E. C. ‒ Oui, la langue aussi. Je ne peux pas recenser toutes les joies qu’on a connues, mais certains moments sont plus importants que d’autres pour une maison d’édition, parce que ce sont aussi des succès. On publie beaucoup, et certains livres constituent une part de cet édifice, qui ressemble à une chambre d’écho, où les voix se parlent, racontent une histoire d’une façon ou d’une autre, sur des thématiques communes, dans une dimension universelle. Je continue à travailler de cette manière dans ma nouvelle maison, parce que je n’ai pas changé de convictions. Dans l’absolu, on n’a pas besoin de moi, il y a abondance d’éditeurs et des tonnes de livres sur toutes les tables. Cela étant, je suis sortie un temps du circuit et personne n’a pris cette place-là, ça signifie peut-être que c’est la mienne, tout simplement.

A. G. ‒ On vient d’évoquer l’aspect intellectuel, les rencontres, le plaisir de la découverte, de la langue. Et si nous revenions au concret, à la technique ?

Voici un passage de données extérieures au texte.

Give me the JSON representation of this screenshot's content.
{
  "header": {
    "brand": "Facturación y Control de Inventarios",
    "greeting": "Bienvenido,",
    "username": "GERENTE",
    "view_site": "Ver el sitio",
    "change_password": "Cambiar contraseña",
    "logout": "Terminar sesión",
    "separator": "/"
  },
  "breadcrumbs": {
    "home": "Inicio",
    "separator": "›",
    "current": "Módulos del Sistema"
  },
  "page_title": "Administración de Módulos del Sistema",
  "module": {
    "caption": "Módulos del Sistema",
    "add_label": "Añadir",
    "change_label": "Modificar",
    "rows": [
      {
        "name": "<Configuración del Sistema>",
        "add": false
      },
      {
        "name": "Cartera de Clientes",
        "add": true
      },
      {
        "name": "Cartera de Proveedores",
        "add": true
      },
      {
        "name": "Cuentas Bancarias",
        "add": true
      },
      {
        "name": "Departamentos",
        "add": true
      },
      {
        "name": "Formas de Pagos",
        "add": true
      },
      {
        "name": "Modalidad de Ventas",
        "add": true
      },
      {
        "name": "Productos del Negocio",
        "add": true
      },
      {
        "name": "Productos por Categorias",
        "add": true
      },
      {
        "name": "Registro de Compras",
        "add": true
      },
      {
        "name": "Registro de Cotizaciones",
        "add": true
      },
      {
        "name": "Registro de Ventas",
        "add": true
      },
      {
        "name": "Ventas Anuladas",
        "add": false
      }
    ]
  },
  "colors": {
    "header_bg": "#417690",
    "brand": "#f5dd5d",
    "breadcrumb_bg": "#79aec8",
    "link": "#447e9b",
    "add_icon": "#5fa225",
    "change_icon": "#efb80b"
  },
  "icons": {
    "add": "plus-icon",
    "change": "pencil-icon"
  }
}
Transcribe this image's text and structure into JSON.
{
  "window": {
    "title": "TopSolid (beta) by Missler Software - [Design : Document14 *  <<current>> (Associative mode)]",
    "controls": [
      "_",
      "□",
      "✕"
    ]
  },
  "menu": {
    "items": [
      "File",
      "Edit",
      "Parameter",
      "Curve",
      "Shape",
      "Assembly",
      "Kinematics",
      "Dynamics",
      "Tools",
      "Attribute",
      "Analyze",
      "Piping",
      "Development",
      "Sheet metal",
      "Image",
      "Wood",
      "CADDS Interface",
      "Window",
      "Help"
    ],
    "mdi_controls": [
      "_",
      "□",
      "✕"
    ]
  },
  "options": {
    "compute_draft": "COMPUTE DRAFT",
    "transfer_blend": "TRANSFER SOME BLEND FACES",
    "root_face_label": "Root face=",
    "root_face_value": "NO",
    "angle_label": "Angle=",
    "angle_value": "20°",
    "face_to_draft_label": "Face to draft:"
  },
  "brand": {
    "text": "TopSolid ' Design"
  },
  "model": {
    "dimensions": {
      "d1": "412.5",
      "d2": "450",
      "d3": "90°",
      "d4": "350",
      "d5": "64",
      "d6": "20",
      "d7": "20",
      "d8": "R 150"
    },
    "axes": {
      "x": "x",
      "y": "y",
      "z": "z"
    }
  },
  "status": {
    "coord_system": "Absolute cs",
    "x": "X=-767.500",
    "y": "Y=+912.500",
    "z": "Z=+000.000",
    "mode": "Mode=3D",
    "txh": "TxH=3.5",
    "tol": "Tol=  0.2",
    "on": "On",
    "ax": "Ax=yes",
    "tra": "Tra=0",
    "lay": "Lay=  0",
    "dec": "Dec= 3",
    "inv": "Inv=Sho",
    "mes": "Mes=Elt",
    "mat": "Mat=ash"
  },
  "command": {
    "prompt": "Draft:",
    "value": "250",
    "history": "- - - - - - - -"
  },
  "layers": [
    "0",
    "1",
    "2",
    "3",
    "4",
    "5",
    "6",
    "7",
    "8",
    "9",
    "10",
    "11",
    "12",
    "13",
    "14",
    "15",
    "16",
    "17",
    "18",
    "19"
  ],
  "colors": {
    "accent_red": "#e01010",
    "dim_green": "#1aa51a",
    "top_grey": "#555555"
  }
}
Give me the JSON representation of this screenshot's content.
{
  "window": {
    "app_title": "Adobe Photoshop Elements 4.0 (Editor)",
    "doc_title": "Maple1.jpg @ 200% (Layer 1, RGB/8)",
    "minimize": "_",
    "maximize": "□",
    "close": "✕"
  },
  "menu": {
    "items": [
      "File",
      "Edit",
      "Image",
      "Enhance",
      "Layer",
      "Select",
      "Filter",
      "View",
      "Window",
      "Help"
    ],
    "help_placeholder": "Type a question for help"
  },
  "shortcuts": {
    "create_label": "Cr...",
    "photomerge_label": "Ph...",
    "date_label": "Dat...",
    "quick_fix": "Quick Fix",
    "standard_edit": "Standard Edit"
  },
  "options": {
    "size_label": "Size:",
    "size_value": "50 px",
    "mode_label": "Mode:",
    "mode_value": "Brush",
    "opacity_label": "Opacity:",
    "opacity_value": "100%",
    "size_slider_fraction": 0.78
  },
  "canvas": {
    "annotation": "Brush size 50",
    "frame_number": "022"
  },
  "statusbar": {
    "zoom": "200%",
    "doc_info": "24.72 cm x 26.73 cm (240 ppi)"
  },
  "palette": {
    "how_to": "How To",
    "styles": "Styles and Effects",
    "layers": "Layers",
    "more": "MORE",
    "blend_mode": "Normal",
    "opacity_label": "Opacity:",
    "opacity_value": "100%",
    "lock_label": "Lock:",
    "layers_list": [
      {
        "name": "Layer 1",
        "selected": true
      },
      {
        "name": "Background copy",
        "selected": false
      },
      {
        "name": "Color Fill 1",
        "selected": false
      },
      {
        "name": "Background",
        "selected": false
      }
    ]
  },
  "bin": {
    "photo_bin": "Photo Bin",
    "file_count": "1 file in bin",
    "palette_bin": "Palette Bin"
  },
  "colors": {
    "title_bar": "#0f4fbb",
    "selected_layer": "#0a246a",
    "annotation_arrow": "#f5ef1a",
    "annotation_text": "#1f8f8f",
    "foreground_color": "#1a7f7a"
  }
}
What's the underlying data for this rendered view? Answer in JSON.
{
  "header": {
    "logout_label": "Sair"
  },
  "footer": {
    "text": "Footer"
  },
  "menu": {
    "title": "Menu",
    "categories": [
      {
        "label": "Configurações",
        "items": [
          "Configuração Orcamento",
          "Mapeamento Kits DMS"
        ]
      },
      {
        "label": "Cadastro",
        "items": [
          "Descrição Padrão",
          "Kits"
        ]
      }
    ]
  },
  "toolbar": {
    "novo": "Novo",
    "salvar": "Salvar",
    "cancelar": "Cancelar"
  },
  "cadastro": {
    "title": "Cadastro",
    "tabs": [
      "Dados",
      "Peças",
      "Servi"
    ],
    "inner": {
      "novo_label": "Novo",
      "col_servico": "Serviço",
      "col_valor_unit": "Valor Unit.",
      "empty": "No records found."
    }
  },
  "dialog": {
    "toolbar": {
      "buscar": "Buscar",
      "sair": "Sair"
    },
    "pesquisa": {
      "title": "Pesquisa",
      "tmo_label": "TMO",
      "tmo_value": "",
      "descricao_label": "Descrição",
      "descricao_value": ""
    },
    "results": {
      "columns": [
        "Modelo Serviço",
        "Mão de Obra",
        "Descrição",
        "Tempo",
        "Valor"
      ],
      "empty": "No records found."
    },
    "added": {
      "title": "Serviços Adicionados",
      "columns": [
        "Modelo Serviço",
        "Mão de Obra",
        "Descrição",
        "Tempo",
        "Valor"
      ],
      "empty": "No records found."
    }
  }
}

E. C. ‒ L’édition, c’est un laboratoire expérimental, mais c’est aussi une économie, celle du livre. Si on n’y met pas les bons ingrédients, ce n’est même pas la peine d’y aller. Il faut du désir, de la curiosité, l’envie de faire passer quelque chose, mais la tâche est ardue. C’est une chaîne dans laquelle on retrouve un certain nombre d’acteurs, et c’est une économie particulière, dans le sens où on dépense l’argent très longtemps avant que les ventes nous en rapportent, si tant est qu’elles nous en rapportent. C’est du commerce, il faut donc, à un moment donné, que l’argent entre dans les caisses, si on veut réinvestir. Le livre, c’est tout un processus de recherche, d’écriture, parfois de traduction, d’édition, de fabrication, de diffusion et de distribution, ce qui représente un temps long. Pour exemple, nous sommes début mars et je dois présenter, dans les prochains jours, mon projet pour la rentrée de septembre, ça vous donne une idée du temps que ce processus réclame avant d’aboutir. Et, en l’occurrence, je vous parle d’un texte que je porte depuis longtemps déjà… Une fois que le livre est en librairie, ce n’est pas terminé. L’édition, c’est un investissement continuel en temps, en énergie, en argent, parfois pour rien. Il arrive qu’on perde de l’argent, beaucoup, et on est content quand on en gagne un peu. Les succès sont de plus en plus rares. La littérature se vend de plus en plus mal. Bref, le monde est en perpétuelle mutation. Il a beaucoup évolué. Par exemple, entre 2005, l’année où j’ai fondé les Éditions Galaade, et 2017, date à laquelle l’aventure s’est terminée. En 2015, on gagne le prix Médicis, le prix des lecteurs du Livre de Poche et, un an après, le château de cartes s’écroule. On ne peut pas se reposer sur ses lauriers. Les banquiers n’aiment pas les chiffres d’affaires qui jouent au yo-yo, c’est pourtant le propre de l’édition. On gagne, on perd… D’où l’importance des lecteurs, des libraires, des partenaires. Sans soutien, difficile de tenir. Espérons que l’on gagnera encore.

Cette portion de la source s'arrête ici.